Let the prey think they have a chance at freedom, escape! And then there’s another pounce and a fur paw connects with glass and sets the marble skittering across the floor again. This game continues until the marble is exhausted and runs under the couch.

Skeeter feigns disinterest and retreats to her post on the back of the couch, where an indent has formed in the pillows by hours accommodating the weight and shape of her body. This is HER spot! Hers and hers alone! The lady of the house has decreed this by putting down a soft rug, “Here and nowhere else,” she admonishes, sternly, hoping — half believing — that the cat knows better than to trespass elsewhere.

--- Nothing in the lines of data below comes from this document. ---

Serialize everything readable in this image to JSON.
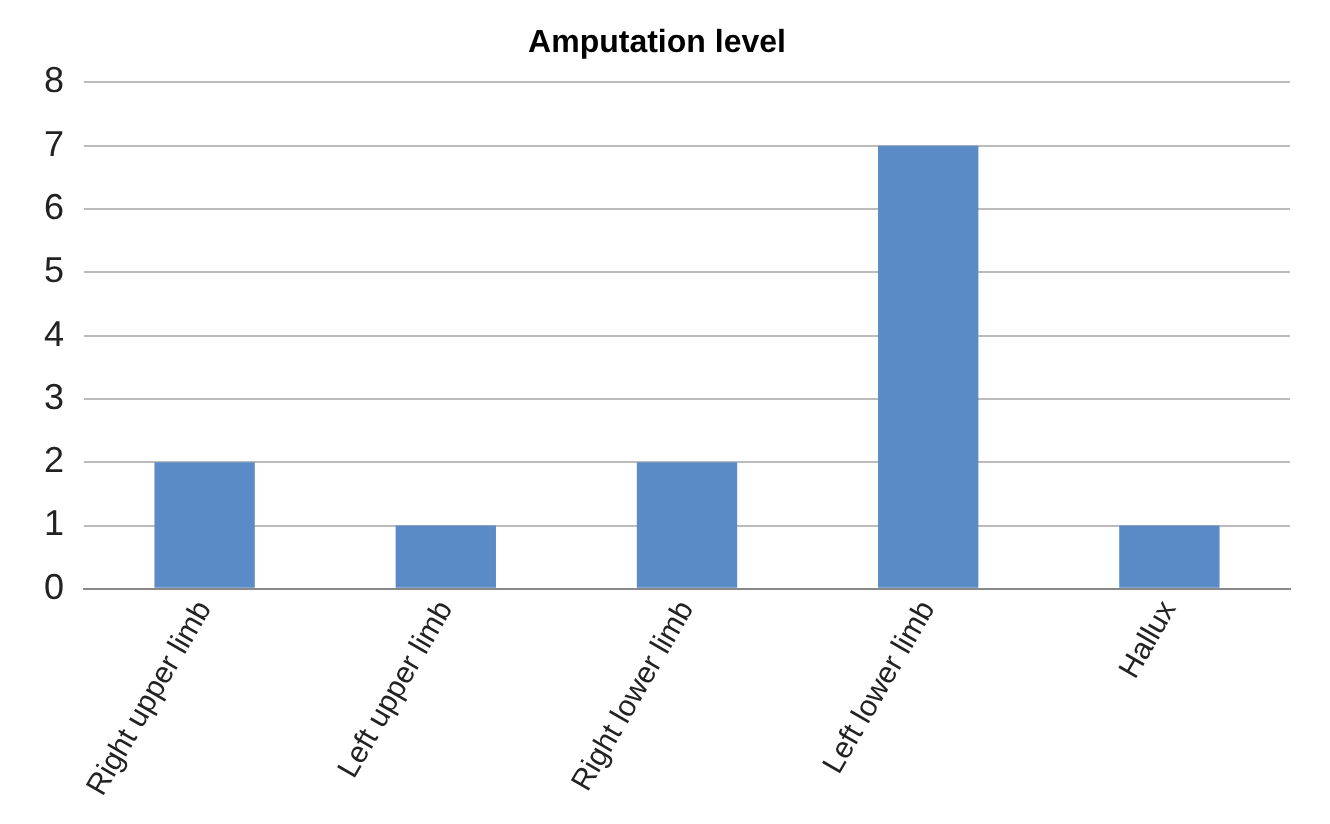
{
  "chart_data": {
    "type": "bar",
    "title": "Amputation level",
    "categories": [
      "Right upper limb",
      "Left upper limb",
      "Right lower limb",
      "Left lower limb",
      "Hallux"
    ],
    "values": [
      2,
      1,
      2,
      7,
      1
    ],
    "color": "#5b8bc6",
    "ylim": [
      0,
      8
    ],
    "yticks": [
      0,
      1,
      2,
      3,
      4,
      5,
      6,
      7,
      8
    ],
    "grid": "y",
    "legend": false
  }
}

But kitty has managed to claim several spots as her own, as cats will do. She has the rocker in the guest room, made enticing by a yellow throw. There’s a brown pillow in another room that mostly guests inhabit that sometimes gets used for ambiance in the living room. There’s a hideaway under the bed and a soft office chair in the art room that’s often available, made doubly enticing by an elevated cushion.

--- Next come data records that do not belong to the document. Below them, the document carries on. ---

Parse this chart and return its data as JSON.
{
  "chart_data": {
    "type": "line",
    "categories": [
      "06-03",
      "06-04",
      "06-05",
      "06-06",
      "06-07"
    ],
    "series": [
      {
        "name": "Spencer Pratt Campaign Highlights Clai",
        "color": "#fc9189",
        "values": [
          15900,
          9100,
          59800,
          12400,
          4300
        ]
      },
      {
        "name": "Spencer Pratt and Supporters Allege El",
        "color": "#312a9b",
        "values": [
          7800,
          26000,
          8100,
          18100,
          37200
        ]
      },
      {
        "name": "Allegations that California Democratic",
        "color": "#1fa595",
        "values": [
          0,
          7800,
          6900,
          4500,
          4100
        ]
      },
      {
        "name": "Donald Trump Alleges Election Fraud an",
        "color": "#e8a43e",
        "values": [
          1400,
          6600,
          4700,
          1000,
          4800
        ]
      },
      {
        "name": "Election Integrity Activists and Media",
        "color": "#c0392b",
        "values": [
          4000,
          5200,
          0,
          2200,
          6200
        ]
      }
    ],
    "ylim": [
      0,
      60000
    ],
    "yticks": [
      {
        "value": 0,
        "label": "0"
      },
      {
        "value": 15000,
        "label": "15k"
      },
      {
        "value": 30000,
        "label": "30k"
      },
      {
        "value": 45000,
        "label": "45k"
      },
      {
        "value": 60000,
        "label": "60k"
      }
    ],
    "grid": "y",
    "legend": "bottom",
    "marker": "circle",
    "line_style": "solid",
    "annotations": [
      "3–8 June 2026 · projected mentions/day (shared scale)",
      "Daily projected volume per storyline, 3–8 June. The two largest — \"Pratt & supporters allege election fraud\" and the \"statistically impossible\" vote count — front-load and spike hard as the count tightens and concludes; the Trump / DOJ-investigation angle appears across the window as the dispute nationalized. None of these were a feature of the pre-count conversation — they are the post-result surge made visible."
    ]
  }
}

There is what her mistress calls the “California chair” in the front room. It has a small blanket tossed over the back for guest cats, mainly Tig, my sister’s pet, who comes over much too often, Skeeter thinks.

“I’ve never liked her,” Skeeter announces, with a twitch of her tail. “And she only comes when she wants something. She’s either cold, hungry, or lonely. And, she’s spelled trouble from the very start! What can you expect from a stray? I won’t tolerate it!”

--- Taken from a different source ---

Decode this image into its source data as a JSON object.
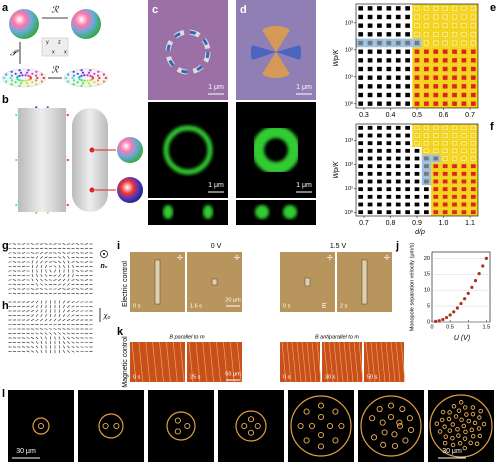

Skeeter’s cat eyes are fiercely cold and dark. She jumps up on the visitor’s spot and rubs her scent languidly across it, kneading the fabric, and jumps down, disdainfully.

This cat knows she is getting older. She’s put on weight. Jess claims she waddles when she walks, which is a very disquieting notion.

“Don’t we all?” Skeeter purrs, because she truly loves Jess best and refuses to be offended by her jokes.

It took a while for her to adjust to a newfangled scientific diet a couple of years ago, but her health improved.

“What more could one ask?” Skeeter wonders, and admits it’s better than trips to the vet, which she abhors!

This food is for mature cats and has no enticing dyes, hard-to-digest filler, or fancy shapes.

“It’s okay,” Skeeter admits before asking to be let out on the back porch.

There’s a stray yellow tomcat that sniffs and sprays his way around our yard, and Skeeter looks carefully out the window to see whether he’s anywhere near. When she sees him, her whiskers twitch, her eyes are fierce, and a low growl emanates from her belly.

“How dare you,” the sound says. 

Sure enough, he’s there, at the edge of the lawn, where it meets the hayfield. At the growl he turns to look in her direction. There’s an intensely disdainful expression on Skeeter’s face.

“Trash! Ugly, scraggly, disgusting, disruptive piece of fur!”

She knows that fool tomcat is so brazen as to sleep on the front porch swing if he thinks no one is around.

“How dare you!” Then she turns her face slightly, “I’m sure he has fleas.”

The old tom lowers his head and moves out of sight. Skeeter turns to see whether I am looking.

“Do you see? Well, then do something!”

She looks away to her other patrol duties: counting the number of birds at the feeder, and scanning the sky for hawks. Is there a dog loose? Are the chickens out?

This cat has lived all of her life in the country and she knows from years of experience what it takes to survive.

You can’t change everything to suit your needs. One has to adapt to what is, like a neighbor cat multiplying endlessly. There’s only so much room and a limited amount of food available. We have to lock the screen door now so that strays don’t come in and help themselves to our food. Can you believe it?

She’s had her share of painful confrontations, wounds, and near scrapes, and has decided to become pretty much an indoor cat these days. When she feels feisty, like her old self, she pushes open the front screen door on her own and clears the porch of move-ins, who run off into the bushes. 

And now Skeeter’s ready for a snooze. She jumps easily to her spot on the back of the couch, lowers her chin, closes her eyes in contentment, and begins to purr.

“It’s just another day in the country; all in a day’s work.”